In connection with the Quarterly Report on Form 10-Q of Weatherford International plc (the "Company") for the period ended June 30, 2015 as filed with the Securities and Exchange Commission on the date hereof (the "Report"), I, Bernard J. Duroc-Danner, Chief Executive Officer of the Company, certify, pursuant to 18 U.S.C. Section 1350, as adopted pursuant to Section 906 of the Sarbanes-Oxley Act of 2002, that:

(1)
The Report fully complies with the requirements of Section 13(a) or 15(d) of the Securities Exchange Act of 1934; and
(2)
The information contained in the Report fairly presents, in all material respects, the financial condition and results of operations of the Company.
/s/ Bernard J. Duroc-Danner                                                                                    
Name:    Bernard J. Duroc-Danner
Title:     Chief Executive Officer
Date:    July 24, 2015
A signed original of this written statement has been provided to the Company and will be retained by the Company and furnished to the Securities and Exchange Commission or its staff upon request.

The certification the registrant furnishes in this exhibit is not deemed "filed" for purposes of Section 18 of the Securities Exchange Act of 1934, as amended, or otherwise subject to the liabilities of that Section.  Registration Statements or other documents filed with the Securities and Exchange Commission shall not incorporate this exhibit by reference, except as otherwise expressly stated in such filing.

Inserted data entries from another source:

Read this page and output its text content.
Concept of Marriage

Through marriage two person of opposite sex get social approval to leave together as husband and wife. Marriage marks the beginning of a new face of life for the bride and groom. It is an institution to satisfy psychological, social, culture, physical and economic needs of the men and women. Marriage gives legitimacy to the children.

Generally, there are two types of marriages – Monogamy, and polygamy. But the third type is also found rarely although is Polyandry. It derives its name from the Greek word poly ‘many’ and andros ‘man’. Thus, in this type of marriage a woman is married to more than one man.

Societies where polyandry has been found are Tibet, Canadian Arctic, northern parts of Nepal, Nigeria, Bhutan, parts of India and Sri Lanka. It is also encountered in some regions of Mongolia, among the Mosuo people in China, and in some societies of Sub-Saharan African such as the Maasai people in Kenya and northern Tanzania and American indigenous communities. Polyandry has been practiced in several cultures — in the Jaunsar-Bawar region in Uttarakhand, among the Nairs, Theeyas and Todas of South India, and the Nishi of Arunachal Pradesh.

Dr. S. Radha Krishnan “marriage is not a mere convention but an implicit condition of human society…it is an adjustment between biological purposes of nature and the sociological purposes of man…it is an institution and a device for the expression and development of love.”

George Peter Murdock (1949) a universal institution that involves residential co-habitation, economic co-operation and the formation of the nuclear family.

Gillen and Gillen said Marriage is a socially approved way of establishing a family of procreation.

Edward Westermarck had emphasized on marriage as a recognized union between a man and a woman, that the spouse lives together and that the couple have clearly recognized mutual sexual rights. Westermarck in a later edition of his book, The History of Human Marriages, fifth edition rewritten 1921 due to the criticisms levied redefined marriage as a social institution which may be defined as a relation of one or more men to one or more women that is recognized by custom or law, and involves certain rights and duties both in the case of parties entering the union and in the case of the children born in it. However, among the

Wdesk | EX 32.2 CFO 906 CERT WFT 6.30.15


Exhibit 32.2
CERTIFICATION PURSUANT TO
18 U.S.C. SECTION 1350,
AS ADOPTED PURSUANT TO

SECTION 906 OF THE SARBANES-OXLEY ACT OF 2002


In connection with the Quarterly Report on Form 10-K of Weatherford International plc (the "Company") for the period ended June 30, 2015 as filed with the Securities and Exchange Commission on the date hereof (the "Report"), I, Krishna Shivram, Chief Financial Officer of the Company, certify, pursuant to 18 U.S.C. Section 1350, as adopted pursuant to Section 906 of the Sarbanes-Oxley Act of 2002, that:

(1)
The Report fully complies with the requirements of Section 13(a) or 15(d) of the Securities Exchange Act of 1934; and
(2)
The information contained in the Report fairly presents, in all material respects, the financial condition and results of operations of the Company.

 /s/ Krishna Shivram                                                                                          
Name:  K     Krishna Shivram
Title:    Executive Vice President and Chief Financial Officer
Date:      July 24, 2015
A signed original of this written statement has been provided to the Company and will be retained by the Company and furnished to the Securities and Exchange Commission or its staff upon request.

The certification the registrant furnishes in this exhibit is not deemed "filed" for purposes of Section 18 of the Securities Exchange Act of 1934, as amended, or otherwise subject to the liabilities of that Section.  Registration Statements or other documents filed with the Securities and Exchange Commission shall not incorporate this exhibit by reference, except as otherwise expressly stated in such filing.